Is it possible to scale roots such that half of the coefficients of two real monic polynomials agree?

Question

Suppose we have two real monic polynomials \begin{align*} & p_1(t) = t^n + a_{n-1} t^{n-1} + \dots + a_0, \\ & p_2(t) = t^n + b_{n-1} t^{n-1} + \dots + b_0. \end{align*} Let $\alpha = (\alpha_1, \dots, \alpha_n) \subset \mathbb C$ and $\beta = (\beta_1, \dots, \beta_n) \subset \mathbb C$ be the roots of $p_1$ and $p_2$ respectively and assume no root in $\alpha$ and $\beta$ equal $0$. Necessarily, $\alpha$ and $\beta$ must be invariant under conjugation since the coefficients are real.

Does there exist nonzero real numbers $r_1, r_2$ such that the monic polynomials $\hat{p}_1(t)$ with roots $r_1 \alpha= (r_1 \alpha_1, \dots, r_1 \alpha_n)$ and $\hat{p}_2(t)$ with roots $r_2 \beta = (r_2 \beta_1, \dots, r_2 \beta_2)$ have either $a_{2j} = b_{2j}$ for $j =0, 1, \dots, [\frac{n}{2}]$ or $a_{2j+1} = b_{2j+1}$ for $j = 0, 1, \dots, [\frac{n-1}{2}]$ where $[s]$ denotes the greatest integer less than $s \in \mathbb R$?

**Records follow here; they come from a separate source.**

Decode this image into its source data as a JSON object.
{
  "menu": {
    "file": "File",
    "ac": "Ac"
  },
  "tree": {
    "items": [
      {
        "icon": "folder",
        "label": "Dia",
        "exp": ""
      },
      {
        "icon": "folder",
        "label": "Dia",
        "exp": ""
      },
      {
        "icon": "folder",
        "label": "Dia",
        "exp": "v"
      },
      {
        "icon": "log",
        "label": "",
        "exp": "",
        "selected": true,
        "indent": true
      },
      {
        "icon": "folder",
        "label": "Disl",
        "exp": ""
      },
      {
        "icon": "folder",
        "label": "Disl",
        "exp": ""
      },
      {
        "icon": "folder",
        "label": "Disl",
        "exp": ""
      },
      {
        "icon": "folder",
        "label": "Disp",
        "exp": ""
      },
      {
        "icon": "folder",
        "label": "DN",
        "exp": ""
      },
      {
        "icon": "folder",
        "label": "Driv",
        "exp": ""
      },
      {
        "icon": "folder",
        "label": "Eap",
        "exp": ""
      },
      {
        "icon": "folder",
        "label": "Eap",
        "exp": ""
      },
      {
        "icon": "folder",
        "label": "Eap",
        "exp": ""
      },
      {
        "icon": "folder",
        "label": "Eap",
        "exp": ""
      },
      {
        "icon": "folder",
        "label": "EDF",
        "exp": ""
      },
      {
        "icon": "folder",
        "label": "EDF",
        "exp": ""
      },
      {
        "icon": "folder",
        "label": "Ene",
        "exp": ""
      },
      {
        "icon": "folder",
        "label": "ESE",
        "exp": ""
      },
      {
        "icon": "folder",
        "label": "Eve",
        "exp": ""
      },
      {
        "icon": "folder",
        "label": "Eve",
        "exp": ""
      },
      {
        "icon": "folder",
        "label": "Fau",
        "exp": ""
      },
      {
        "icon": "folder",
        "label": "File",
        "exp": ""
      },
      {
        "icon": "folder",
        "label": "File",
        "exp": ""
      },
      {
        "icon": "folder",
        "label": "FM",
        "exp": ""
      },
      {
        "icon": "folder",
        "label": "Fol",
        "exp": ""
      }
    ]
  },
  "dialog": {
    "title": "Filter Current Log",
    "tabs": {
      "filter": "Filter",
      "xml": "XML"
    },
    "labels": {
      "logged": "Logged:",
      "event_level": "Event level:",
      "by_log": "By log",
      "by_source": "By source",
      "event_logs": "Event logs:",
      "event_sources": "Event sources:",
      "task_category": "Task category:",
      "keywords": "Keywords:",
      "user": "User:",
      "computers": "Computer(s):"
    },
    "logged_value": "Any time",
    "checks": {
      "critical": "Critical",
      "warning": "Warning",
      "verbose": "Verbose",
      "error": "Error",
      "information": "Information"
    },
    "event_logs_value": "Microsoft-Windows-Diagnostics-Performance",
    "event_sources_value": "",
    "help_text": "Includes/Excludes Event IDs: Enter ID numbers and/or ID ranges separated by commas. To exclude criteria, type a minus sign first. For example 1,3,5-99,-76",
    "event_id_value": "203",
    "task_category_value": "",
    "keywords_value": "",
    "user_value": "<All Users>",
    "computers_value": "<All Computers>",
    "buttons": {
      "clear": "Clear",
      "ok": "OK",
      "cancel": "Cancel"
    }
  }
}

Quadratic case seems always true. Is there a way to see the existence or nonexistence for higher orders?

Answer 1

It is not possible in general for $\,n \gt 2\,.$ By Vieta's relations:

$$ \hat{p}_1(t)=t^n + r_1 a_{n-1}t^{n-1}+r_1^2a_{n-2}t^{n-2}+\ldots +r_1^{n-1}a_1t + r_1^na_0 \\ \hat{p}_2(t)=t^n + r_2 b_{n-1}t^{n-1}+r_2^2b_{n-2}t^{n-2}+\ldots +r_2^{n-1}b_1t + r_2^nb_0 \\ $$

For two coefficients to end up being equal the condition is $\,r_1^ia_{n-i}=r_2^ib_{n-i}\,$. Another pair of coefficients can become equal iff $\,r_1^ja_{n-j}=r_2^jb_{n-j}\,$. But (assuming non-zero coefficients) the two equations are consistent only iff $\,\left(\dfrac{b_{n-i}}{a_{n-i}}\right)^j=\left(\dfrac{b_{n-j}}{a_{n-j}}\right)^i=\left(\dfrac{r_1}{r_2}\right)^{ij}\,$. Therefore, it is not possible to match more than one pair of coefficients with this construct in general, so $\,n \le 3\,$.

The case $\,n=3\,$ is excluded because the coefficients of the linear terms can be made to match $\,r_1^2a_1=r_2^2b_1\,$ only if $\,a_1\,$ and $\,b_1\,$ have the same sign.